Life After Death: Volume 7
It’s never easy to say goodbye to favorite characters on a television show. The Walking Dead developed a reputation—every character fans felt deeply for in one way or another met a ghastly, gruesome death. We don’t just miss the characters, though. The actors behind the fallen survivors are talented, caring people who get pigeon-holed into this one moment in their career. Many have gone on to do amazing things since. It’s time we took a look back at some of the show’s more memorable deceased characters and played catch-up with the actors who brought them to life.
Life After Death: Volume 7
By R.C. Murphy
Unfortunately, the reality during an apocalyptic scenario is that most people will not make it far with their families intact—these solo folks tend to fall to the wayside on the show quite often. During season one, when some characters left they just drove off and were never heard from again. Others were dropped on the roadside and everyone else drove off. And some were so well obliterated, the wind had nothing to scatter once the embers cooled. Here’s a look at some original TWD survivors.

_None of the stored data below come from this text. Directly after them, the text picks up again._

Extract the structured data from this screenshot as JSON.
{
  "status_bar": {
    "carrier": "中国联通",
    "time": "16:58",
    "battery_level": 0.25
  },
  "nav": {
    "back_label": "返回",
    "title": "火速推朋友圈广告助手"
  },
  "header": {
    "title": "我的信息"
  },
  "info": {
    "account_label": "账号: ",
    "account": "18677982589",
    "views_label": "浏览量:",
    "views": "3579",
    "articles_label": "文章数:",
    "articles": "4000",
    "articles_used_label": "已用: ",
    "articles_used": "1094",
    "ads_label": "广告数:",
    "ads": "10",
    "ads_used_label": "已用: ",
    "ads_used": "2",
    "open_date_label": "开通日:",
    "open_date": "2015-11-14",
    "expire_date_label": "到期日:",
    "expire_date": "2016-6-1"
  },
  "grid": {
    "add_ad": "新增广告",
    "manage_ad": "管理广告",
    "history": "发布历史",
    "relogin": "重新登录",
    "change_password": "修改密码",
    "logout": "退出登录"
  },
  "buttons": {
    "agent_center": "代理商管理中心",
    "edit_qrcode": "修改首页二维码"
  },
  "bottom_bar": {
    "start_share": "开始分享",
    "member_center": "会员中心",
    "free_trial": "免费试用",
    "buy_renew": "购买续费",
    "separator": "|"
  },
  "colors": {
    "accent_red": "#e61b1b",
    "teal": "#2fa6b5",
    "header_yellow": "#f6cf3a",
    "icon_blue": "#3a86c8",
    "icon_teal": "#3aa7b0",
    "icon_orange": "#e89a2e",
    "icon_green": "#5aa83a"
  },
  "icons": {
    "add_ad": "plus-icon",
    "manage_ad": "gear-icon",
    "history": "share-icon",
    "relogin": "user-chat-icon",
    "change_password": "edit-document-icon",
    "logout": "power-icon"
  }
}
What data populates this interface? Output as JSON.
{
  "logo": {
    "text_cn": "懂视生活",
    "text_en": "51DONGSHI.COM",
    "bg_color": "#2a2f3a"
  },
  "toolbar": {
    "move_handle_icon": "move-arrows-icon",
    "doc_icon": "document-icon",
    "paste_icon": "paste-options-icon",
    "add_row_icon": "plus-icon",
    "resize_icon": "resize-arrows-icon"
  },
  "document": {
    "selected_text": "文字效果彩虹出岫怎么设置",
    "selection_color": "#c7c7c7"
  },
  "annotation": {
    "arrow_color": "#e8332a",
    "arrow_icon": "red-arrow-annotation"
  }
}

We didn’t get to know much about Jim beyond he was good with vehicles and lost his entire family to the walkers before Rick left the hospital. Jim was bitten trying to save Amy. Succumbing to the infection, the gang left him beside the freeway on the way to the CDC. His death set the tone for every other, “Hey, we can save them,” moment until now on the show. And that tone is, it’s pretty hopeless. To survive, the actively infected must be separated from the crew.
Andrew Rothenberg is always a welcome face on the screen, even when he’s playing a not-so-nice guy. As Jim, he had a few shining moments to impart some survivor’s wisdom to the others. After leaving TWD, he went on to guest star on shows like Person of Interest, Elementary, Blue Bloods, and most recently, The Good Wife. Rothenberg had a regular role on Mob City as Eddy Sanderson. He’s also returned to the stage with roles in Road Show, Mourning the Living and a couple others. Occasionally, Andrew attends conventions with his True Blood and TWD co-stars. His next projects are Revelers and season two for the web series Miss Teri.
Jacqui may still be one of the bravest characters on the show, though she didn’t survive the first season. She fully understood the situation—the world wouldn’t magically fix itself, she didn’t have the raw strength to live on the land indefinitely, and she certainly did not have the mental capacity to constantly kill to survive. Instead of a slow, painful death, she opted to go out on her terms and in a way which guaranteed peace.
Jeryl Prescott Sales brought heart to original survivor group. Something nearly impossible to do with such a compacted season to tell a huge story. She may not have been front and center, but she was there supporting her costars and stole a few scenes, especially the moments around Jim’s infection and later when they abandoned him to die alone. Post-TWD, Jeryl wrote, directed, produced, and starred in Stand Down Soldier. She’s filmed a few other film projects, including Get a Job, The Cold Descent with Tony Todd, and The Birth of a Nation, which releases on October 7th. Jeryl also guest starred on Castle, Revolution, and Modern Family, while finding reoccurring roles on Ray Donovan, Powers, and Film Lab Presents. This summer, she participated in a charity beach volleyball match on NBC to support St. Jude’s.
Dr. Edwin Jenner might be one of the most influential characters on the show, and he was only in two episodes. The information he learned at the CDC, then passed on to Rick, shaped how the team formed alliances for quite some time. Rick knew the dead weren’t the only threat. Everyone, even their spouses and children, was a potential flesh-eater with just one accident. Worst of all, Jenner’s information meant there was no peace in death without destroying the brain. Which is precisely why Jenner chose to remain in the CDC facility when it started its decontamination procedure. A gigantic explosion guaranteed he didn’t come back.
After his short but important role on TWD as Dr. Jenner, Noah Emmerich went on to star in Super 8, directed by J.J. Abrams. He filmed a few other projects, including Jane Got a Gun, Billions, Master of None and the upcoming Wilde Wedding, which also stars Glenn Close, John Malkovich, and Patrick Stewart. Noah is a series regular on The Americans where he plays Stan Beeman, an FBI agent who happens to live next to KGB spies and has no clue. This show has two more seasons before its finale. That’s plenty of time for Beeman to get a clue about the neighbors, right?